January 24, 2022 | By Bronwen Largier

All parts of New Zealand moved up to red in the country’s traffic light COVID restrictions framework at midnight last night, following a number of Omicron cases that were not linked to the nation’s managed quarantine system for international arrivals.

At the red setting, the maximum number of people at an event – if everyone is fully vaccinated – is 100 people. For events with unvaccinated attendees, the limit is just 25.

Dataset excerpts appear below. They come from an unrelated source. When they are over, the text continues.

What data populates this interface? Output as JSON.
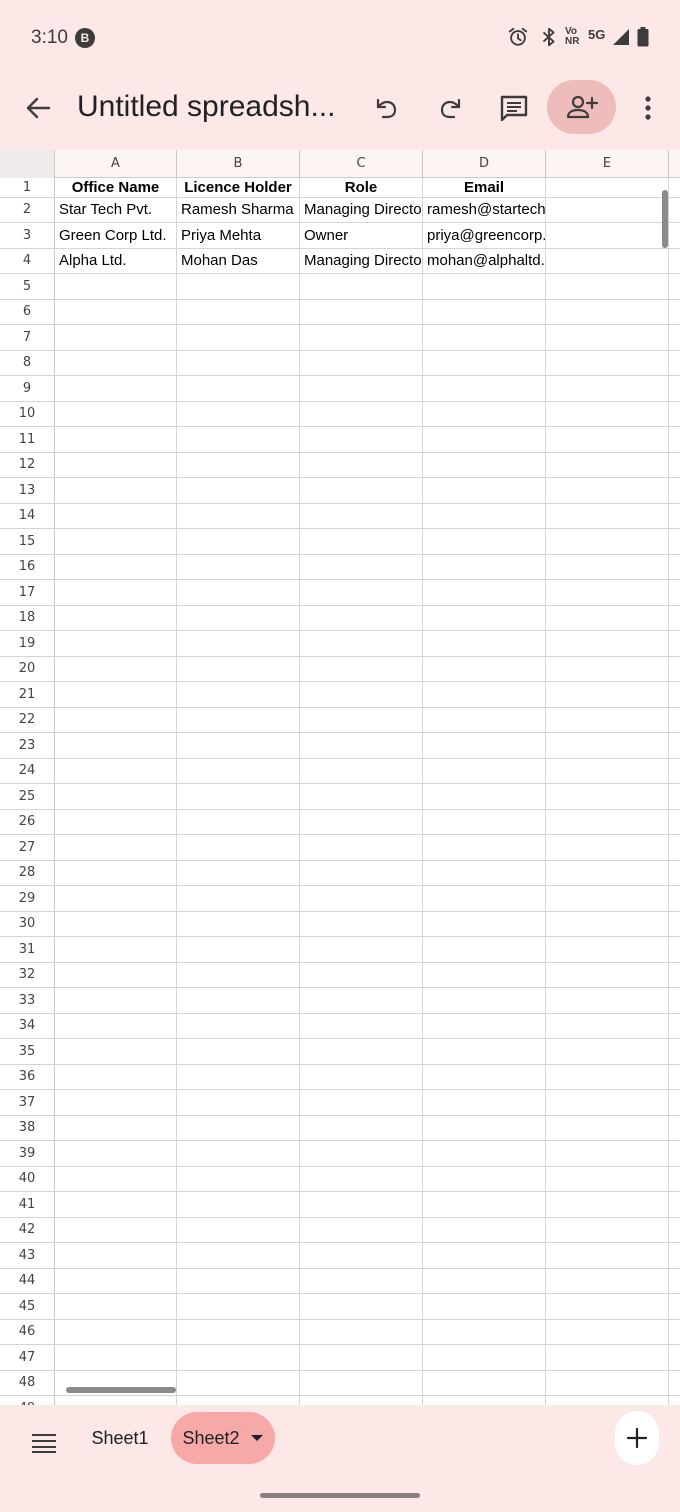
{
  "status_bar": {
    "time": "3:10",
    "badge": "B",
    "icons": [
      "alarm-icon",
      "bluetooth-icon",
      "volte-nr-icon",
      "5g-icon",
      "signal-icon",
      "battery-icon"
    ],
    "network_top": "Vo",
    "network_bottom": "NR",
    "network_5g": "5G"
  },
  "app_bar": {
    "title": "Untitled spreadsh..."
  },
  "sheet": {
    "columns": [
      "A",
      "B",
      "C",
      "D",
      "E"
    ],
    "rows": [
      [
        "Office Name",
        "Licence Holder",
        "Role",
        "Email",
        ""
      ],
      [
        "Star Tech Pvt.",
        "Ramesh Sharma",
        "Managing Director",
        "ramesh@startech.com",
        ""
      ],
      [
        "Green Corp Ltd.",
        "Priya Mehta",
        "Owner",
        "priya@greencorp.com",
        ""
      ],
      [
        "Alpha Ltd.",
        "Mohan Das",
        "Managing Director",
        "mohan@alphaltd.com",
        ""
      ]
    ],
    "visible_rows": 48
  },
  "bottom_bar": {
    "tabs": [
      {
        "label": "Sheet1",
        "active": false
      },
      {
        "label": "Sheet2",
        "active": true
      }
    ]
  },
  "colors": {
    "background": "#fce8e6",
    "active_tab": "#f7a9a8",
    "share_button": "#efbcbc"
  }
}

Ten new cases of the highly transmissible Omicron variant, which has largely been kept out of New Zealand thanks to its strong international border policy, have been found within the same family who travelled from the Nelson Marlborough region in the South Island to Auckland in the North Island for a wedding and other social gatherings in mid-January. Events the family attended were also attended by “well over” 100 others and there have already been additional COVID-19 cases detected in another wedding guest and a flight attendant on the same flight as the family. The flight attendant also worked on several more domestic flights before testing positive.

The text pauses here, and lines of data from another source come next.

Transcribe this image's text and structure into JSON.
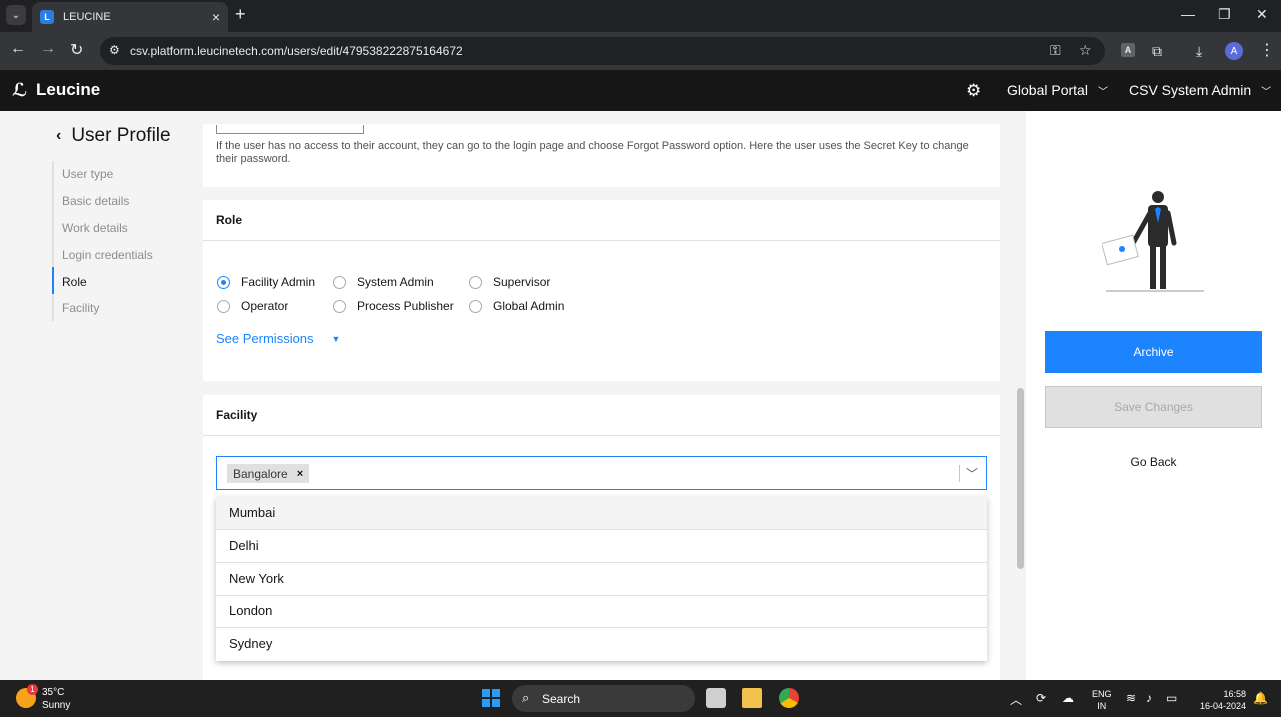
{
  "browser": {
    "tab_title": "LEUCINE",
    "url": "csv.platform.leucinetech.com/users/edit/479538222875164672"
  },
  "header": {
    "brand": "Leucine",
    "portal": "Global Portal",
    "user": "CSV System Admin"
  },
  "page": {
    "title": "User Profile",
    "steps": [
      "User type",
      "Basic details",
      "Work details",
      "Login credentials",
      "Role",
      "Facility"
    ],
    "active_step": "Role"
  },
  "credentials": {
    "help_text": "If the user has no access to their account, they can go to the login page and choose Forgot Password option. Here the user uses the Secret Key to change their password."
  },
  "role": {
    "heading": "Role",
    "options": [
      "Facility Admin",
      "System Admin",
      "Supervisor",
      "Operator",
      "Process Publisher",
      "Global Admin"
    ],
    "selected": "Facility Admin",
    "see_permissions": "See Permissions"
  },
  "facility": {
    "heading": "Facility",
    "selected_chip": "Bangalore",
    "options": [
      "Mumbai",
      "Delhi",
      "New York",
      "London",
      "Sydney"
    ]
  },
  "actions": {
    "archive": "Archive",
    "save": "Save Changes",
    "back": "Go Back"
  },
  "taskbar": {
    "temperature": "35°C",
    "condition": "Sunny",
    "weather_badge": "1",
    "search": "Search",
    "lang_top": "ENG",
    "lang_bottom": "IN",
    "time": "16:58",
    "date": "16-04-2024"
  },
  "colors": {
    "accent": "#1d84ff",
    "header_bg": "#161616"
  }
}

“We don’t yet have a clear lead on the index case that links this family to the border, as we have with our other Omicron cases to date,” said New Zealand Prime Minister Jacinda Ardern yesterday.

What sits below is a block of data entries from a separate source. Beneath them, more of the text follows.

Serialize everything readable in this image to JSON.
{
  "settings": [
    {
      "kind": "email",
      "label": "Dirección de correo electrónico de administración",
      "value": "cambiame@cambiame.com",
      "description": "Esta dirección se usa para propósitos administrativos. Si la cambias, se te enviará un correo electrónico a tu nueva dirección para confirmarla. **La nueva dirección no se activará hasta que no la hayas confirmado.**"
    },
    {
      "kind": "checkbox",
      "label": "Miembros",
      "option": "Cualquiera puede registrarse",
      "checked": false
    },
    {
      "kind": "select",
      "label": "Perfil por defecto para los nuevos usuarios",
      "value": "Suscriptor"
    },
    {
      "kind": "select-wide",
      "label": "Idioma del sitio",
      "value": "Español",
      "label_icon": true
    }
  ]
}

“That means Omicron is now circulating in Auckland and possibly the Nelson Marlborough region, if not elsewhere.

“On that basis, as we have previously signalled, the whole of New Zealand will move into the red setting of the traffic light system at 11.59pm tonight, Sunday, 23 January.”

Ardern said the objective in the first phase of response to the outbreak was to try to stamp out pockets of Omicron cases as much as possible, but that it was expected that cases would inevitably rise, possibly quickly.

“Our strategy is to slow the spread of Omicron down.

“Even if your part of the country doesn’t yet have Omicron, the evidence from overseas suggests that it moves very quickly.

“We know it’s already in both the North and South Islands and that cases have been on a number of flights.

“Our goal at red is to slow the spread of the virus. Again, the evidence from overseas is that those places that were slow to act have had more severe outbreaks.”

Ardern broke down the government’s response to what it anticipates could be its largest outbreak of the pandemic, with cases potentially reaching 1,000 a day within a matter of weeks. Following a Delta outbreak which started in August 2021, the country has successful brought COVID case numbers down to a handful a day.

The three phases of the response are likely to follow some of the same measures which have been introduced in Australia as COVID has become widespread, including increased use of rapid antigen tests, changes to contact tracing, isolation rules and close contact rules.

Currently, confirmed cases in New Zealand are still required to isolate for 14 days and close contacts for 10.

In a note to members today, industry association Business Events Industry Aotearoa Chief Executive Lisa Hopkins acknowledged the struggles facing the industry but pointed out a large proportion of events in the first quarter of 2021 were for 100 attendees or fewer.

“In Q1, 2021, New Zealand hosted over 1,100 events of 100 pax or less, 77 percent of the total number of events hosted that quarter.

“There is no reason why events of 100 pax or less should be cancelling, although I am also hearing of temporary travel embargoes being put in place by some organisations, including some Government departments.

“I know that our industry has suffered horrendously and that many are feeling broken and bruised.

“The best thing we as an industry can do is ensure any event which is going ahead is done with safety for the sake of guests and staff,” said Hopkins, after flagging that New Zealand’s Minister for pandemic response, Chris Hipkins, had spoken of a coming transition from pandemic to endemic for COVID-19.